Adding a mini benchmark for cross entropy loss #4472

protonu · 2025-05-16T23:45:54Z

This add a benchmark for cross entropy loss where we can vary the vocab size.
There are no linear operators before cross entropy.
The target/labels are pad/sliced to mimic other models we have seen. The input is cast to FP32 and squeeze also to mimic other Hugging Face models we have seen.

github-actions · 2025-05-16T23:46:41Z

Review updated until commit 0f0c72e

Description

Added a mini benchmark for cross entropy loss
Introduced SyntheticMiniModel class for benchmarking
Expanded vocab size variations for benchmarking
Included cast and squeeze operations in the model

Changes walkthrough 📝

Relevant files

Enhancement

core.py `Improve type hints and IO bytes computation` benchmarks/python/core.py Added type hint for `tensor_props` parameter Modified `compute_total_iobytes` to handle tensor inputs	+4/-3
cross_entropy_loss.py `Add synthetic model for cross entropy loss benchmark` benchmarks/python/cross_entropy_loss.py Introduced `SyntheticMiniModel` class Added `mini_model`, `inputs`, `grads`, and `generate_vocab_sizes` methods	+66/-0

Tests

test_cross_entropy_loss.py `Add tests for synthetic cross entropy loss benchmark` benchmarks/python/test_cross_entropy_loss.py Imported `SyntheticMiniModel` Added `test_cross_entropy_mini_benchmark_fwd` and `test_cross_entropy_mini_benchmark_bwd` tests	+46/-1

PR Reviewer Guide 🔍

Here are some key observations to aid the review process:

🧪 PR contains tests

⚡ Recommended focus areas for review

Possible Issue

The conditions in lines 158 and 161 seem incorrect. The or condition should likely be and to ensure that inputs and outputs are not torch.Tensor instances.

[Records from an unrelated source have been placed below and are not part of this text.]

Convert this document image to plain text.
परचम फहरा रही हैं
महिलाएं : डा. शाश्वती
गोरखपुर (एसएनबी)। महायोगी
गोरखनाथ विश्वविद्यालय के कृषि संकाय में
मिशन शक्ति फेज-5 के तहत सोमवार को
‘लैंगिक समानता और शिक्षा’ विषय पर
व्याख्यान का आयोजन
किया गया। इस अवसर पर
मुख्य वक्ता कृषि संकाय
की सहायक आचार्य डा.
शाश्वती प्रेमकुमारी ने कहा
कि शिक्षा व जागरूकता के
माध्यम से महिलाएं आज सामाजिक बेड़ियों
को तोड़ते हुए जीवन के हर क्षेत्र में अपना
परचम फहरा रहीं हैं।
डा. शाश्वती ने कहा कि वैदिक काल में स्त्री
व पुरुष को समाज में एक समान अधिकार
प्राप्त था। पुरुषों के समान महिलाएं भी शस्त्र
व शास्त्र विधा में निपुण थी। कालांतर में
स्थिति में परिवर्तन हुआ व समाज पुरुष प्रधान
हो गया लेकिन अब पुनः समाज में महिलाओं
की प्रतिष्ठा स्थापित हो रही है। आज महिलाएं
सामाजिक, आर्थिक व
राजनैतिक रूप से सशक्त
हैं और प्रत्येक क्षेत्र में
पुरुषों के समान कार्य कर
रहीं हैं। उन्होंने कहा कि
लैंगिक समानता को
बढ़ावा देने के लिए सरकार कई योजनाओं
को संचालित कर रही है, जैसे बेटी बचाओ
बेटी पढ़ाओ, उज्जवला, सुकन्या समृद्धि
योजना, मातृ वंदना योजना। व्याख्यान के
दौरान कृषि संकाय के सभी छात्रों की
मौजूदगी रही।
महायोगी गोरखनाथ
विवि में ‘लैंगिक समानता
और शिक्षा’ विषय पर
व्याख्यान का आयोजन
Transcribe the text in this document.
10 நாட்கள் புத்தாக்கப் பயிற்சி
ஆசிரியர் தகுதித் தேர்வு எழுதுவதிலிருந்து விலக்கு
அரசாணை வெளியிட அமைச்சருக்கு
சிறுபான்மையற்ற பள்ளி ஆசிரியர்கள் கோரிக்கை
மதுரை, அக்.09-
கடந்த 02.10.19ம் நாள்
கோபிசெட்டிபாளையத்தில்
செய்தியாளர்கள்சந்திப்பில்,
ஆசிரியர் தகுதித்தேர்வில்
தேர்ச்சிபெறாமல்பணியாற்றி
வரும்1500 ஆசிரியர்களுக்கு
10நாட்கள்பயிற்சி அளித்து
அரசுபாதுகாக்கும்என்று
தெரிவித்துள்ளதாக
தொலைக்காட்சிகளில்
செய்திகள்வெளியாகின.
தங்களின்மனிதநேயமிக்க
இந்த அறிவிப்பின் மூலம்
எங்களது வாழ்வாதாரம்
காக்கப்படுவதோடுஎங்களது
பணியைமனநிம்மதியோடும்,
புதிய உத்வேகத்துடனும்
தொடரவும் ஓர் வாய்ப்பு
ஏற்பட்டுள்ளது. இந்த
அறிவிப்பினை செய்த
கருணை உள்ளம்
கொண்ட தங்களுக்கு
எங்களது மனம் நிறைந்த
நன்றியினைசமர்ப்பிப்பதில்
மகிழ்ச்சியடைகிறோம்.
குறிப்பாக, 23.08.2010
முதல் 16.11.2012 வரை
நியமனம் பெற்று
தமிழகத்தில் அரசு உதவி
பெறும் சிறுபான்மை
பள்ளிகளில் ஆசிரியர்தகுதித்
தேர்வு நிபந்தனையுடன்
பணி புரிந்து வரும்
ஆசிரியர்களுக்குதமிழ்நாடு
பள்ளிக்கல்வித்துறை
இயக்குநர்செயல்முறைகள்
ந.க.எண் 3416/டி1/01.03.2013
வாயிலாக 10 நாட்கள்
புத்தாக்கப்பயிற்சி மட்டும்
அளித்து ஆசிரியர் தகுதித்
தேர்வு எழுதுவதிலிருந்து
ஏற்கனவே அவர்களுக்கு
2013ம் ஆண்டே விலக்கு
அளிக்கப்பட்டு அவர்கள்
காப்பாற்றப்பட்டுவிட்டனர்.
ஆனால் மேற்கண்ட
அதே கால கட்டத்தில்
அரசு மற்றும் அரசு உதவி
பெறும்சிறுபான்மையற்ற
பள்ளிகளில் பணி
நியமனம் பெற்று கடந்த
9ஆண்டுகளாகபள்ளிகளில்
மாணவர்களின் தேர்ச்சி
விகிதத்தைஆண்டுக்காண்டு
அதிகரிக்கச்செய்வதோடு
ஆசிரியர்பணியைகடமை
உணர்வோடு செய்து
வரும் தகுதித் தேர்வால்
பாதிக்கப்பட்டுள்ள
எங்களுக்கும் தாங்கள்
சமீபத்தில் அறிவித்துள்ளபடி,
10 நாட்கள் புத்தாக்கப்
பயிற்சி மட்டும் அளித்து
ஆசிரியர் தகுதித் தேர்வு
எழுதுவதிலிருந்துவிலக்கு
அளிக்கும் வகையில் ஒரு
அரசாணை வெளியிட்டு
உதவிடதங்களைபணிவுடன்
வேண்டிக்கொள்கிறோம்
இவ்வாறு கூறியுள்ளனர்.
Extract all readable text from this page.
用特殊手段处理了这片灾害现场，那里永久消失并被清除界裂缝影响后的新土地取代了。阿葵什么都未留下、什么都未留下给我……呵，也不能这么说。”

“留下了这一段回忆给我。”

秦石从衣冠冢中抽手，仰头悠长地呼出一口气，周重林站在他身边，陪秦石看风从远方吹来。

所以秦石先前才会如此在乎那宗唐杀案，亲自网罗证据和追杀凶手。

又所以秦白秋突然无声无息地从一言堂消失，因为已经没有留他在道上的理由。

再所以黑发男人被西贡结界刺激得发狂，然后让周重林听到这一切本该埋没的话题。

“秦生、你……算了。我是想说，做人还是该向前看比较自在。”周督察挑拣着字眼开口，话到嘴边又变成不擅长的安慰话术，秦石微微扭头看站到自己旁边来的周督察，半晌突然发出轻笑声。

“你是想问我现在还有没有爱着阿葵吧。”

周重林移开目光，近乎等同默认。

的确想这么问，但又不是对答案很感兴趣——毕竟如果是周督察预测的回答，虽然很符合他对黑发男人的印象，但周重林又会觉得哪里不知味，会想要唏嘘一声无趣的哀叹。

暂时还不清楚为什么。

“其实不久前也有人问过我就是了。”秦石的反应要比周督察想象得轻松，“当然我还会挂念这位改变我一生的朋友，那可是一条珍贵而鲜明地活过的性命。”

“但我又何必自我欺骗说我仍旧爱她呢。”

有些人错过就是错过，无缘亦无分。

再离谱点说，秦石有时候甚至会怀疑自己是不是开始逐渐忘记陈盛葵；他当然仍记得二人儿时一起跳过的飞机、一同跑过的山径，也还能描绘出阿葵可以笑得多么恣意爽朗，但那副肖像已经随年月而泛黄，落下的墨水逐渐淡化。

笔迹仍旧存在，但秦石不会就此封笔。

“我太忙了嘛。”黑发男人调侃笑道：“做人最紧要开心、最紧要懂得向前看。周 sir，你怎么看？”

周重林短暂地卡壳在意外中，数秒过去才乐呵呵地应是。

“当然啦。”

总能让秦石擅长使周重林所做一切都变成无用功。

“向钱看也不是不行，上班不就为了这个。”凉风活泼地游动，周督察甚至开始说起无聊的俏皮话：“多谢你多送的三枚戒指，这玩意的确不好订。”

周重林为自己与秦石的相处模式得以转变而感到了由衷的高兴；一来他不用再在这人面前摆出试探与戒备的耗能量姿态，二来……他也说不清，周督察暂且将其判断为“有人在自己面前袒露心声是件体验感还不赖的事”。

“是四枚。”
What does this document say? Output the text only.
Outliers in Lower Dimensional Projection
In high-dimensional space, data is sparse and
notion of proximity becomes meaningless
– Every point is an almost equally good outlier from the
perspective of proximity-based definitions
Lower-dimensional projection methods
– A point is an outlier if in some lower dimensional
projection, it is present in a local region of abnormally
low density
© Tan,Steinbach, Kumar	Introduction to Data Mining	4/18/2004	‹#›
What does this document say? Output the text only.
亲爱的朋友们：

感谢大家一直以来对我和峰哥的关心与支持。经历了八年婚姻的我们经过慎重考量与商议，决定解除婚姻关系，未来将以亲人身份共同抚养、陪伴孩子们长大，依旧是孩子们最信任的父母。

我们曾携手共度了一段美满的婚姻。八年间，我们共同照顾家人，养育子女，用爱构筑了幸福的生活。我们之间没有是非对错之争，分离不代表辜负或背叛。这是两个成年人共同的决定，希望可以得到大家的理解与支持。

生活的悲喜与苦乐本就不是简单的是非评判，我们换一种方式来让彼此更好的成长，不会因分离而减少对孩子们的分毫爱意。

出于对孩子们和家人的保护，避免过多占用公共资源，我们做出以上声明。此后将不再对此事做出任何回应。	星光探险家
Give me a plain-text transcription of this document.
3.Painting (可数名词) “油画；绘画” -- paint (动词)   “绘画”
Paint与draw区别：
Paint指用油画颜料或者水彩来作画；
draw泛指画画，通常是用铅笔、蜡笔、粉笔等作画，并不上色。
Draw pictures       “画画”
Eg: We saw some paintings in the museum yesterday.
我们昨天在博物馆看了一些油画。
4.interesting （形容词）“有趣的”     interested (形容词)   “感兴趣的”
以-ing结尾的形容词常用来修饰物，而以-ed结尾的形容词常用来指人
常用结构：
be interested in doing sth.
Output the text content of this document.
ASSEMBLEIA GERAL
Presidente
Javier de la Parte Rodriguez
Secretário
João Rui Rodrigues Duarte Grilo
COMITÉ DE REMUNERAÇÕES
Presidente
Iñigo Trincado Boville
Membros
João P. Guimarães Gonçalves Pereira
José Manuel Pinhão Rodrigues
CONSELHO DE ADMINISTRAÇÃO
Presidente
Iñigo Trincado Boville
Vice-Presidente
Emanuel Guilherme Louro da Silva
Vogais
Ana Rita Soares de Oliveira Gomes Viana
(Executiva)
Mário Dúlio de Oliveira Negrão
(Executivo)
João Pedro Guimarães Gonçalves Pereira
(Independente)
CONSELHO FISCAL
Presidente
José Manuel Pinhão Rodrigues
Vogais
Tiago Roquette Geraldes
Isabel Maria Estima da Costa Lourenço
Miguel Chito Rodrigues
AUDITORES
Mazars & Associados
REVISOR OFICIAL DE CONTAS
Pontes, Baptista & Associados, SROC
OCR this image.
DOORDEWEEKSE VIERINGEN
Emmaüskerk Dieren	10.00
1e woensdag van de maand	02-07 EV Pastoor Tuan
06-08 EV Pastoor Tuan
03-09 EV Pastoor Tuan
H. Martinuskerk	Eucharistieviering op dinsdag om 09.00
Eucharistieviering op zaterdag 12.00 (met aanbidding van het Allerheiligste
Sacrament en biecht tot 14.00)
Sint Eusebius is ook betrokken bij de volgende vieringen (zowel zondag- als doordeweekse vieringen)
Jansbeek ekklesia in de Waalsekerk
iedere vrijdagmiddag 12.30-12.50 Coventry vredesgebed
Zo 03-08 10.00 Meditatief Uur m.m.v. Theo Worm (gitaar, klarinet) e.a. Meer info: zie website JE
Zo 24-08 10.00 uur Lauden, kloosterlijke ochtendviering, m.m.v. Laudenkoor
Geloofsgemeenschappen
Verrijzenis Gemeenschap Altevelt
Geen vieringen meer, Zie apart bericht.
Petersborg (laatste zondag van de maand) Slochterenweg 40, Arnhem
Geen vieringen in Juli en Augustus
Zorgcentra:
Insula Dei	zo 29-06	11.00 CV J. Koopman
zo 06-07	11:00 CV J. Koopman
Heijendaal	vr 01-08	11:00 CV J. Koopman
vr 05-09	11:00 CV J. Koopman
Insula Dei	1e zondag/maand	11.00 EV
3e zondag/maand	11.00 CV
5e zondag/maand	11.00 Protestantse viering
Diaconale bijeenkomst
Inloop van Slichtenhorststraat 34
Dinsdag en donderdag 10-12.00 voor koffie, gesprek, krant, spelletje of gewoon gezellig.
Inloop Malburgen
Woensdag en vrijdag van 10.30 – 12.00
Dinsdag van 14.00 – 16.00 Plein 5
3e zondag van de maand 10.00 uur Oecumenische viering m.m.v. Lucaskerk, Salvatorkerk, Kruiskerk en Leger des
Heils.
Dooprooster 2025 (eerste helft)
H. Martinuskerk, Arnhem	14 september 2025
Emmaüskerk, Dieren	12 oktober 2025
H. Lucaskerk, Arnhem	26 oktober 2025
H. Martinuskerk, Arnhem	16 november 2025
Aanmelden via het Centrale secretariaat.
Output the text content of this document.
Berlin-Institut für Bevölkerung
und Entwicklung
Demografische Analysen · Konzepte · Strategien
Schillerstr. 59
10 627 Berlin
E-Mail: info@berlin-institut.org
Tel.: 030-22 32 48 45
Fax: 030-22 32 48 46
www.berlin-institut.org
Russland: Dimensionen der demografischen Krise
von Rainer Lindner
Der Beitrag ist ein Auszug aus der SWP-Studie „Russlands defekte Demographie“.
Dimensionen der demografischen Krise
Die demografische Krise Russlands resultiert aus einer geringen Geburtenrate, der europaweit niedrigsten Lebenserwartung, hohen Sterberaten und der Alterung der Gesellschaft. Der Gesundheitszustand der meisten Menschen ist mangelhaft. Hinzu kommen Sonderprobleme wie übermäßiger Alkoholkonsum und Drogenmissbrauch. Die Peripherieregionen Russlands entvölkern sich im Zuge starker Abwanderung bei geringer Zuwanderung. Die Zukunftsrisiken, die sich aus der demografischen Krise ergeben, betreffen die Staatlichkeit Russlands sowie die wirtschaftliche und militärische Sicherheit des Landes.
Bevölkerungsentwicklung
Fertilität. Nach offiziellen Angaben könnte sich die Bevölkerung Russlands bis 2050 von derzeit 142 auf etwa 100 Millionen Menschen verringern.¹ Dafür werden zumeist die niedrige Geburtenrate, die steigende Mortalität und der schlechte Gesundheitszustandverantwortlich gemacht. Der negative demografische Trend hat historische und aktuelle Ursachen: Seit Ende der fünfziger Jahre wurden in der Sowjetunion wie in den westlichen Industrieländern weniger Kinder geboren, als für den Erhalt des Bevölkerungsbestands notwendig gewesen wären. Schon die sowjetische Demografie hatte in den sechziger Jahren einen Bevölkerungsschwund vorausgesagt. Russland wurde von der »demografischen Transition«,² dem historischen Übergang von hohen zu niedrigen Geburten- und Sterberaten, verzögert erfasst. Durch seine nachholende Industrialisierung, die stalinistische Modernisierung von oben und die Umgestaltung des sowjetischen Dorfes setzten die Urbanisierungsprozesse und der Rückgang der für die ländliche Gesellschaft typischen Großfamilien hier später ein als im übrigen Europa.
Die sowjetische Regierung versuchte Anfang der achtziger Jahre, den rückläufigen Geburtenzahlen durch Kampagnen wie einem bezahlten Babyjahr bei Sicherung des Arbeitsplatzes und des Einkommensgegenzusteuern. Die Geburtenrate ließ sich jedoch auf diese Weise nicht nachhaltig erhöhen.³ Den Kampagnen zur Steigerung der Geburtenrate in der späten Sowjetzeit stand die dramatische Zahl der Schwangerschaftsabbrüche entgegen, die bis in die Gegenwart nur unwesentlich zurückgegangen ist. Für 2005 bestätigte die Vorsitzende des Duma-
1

if not isinstance(inputs, Iterable) or isinstance(inputs, torch.Tensor):
    inputs = [inputs]
if not isinstance(outputs, Iterable) or isinstance(outputs, torch.Tensor):
    outputs = [outputs]

Performance Concern

The generate_vocab_sizes method generates a large number of vocab sizes, which could lead to a significant increase in benchmarking time. Consider optimizing the number of vocab sizes or adding a mechanism to limit the number of benchmarks.

@staticmethod
def generate_vocab_sizes():
    sizes_from_models = [
        49152,  # Starcoder
        129280,  # DeepSeek-R1
        128256,  # Llama3
        202048,  # Llama4
        256000,  # Gemma2
        131072,  # Mistral
        152064,  # Qwen2
        32064,  # Phi3.5
        100352,  # Phi4
        50264,  # GPT-2
    ]

    powers_of_2 = [2**i * 1024 for i in range(4, 9)]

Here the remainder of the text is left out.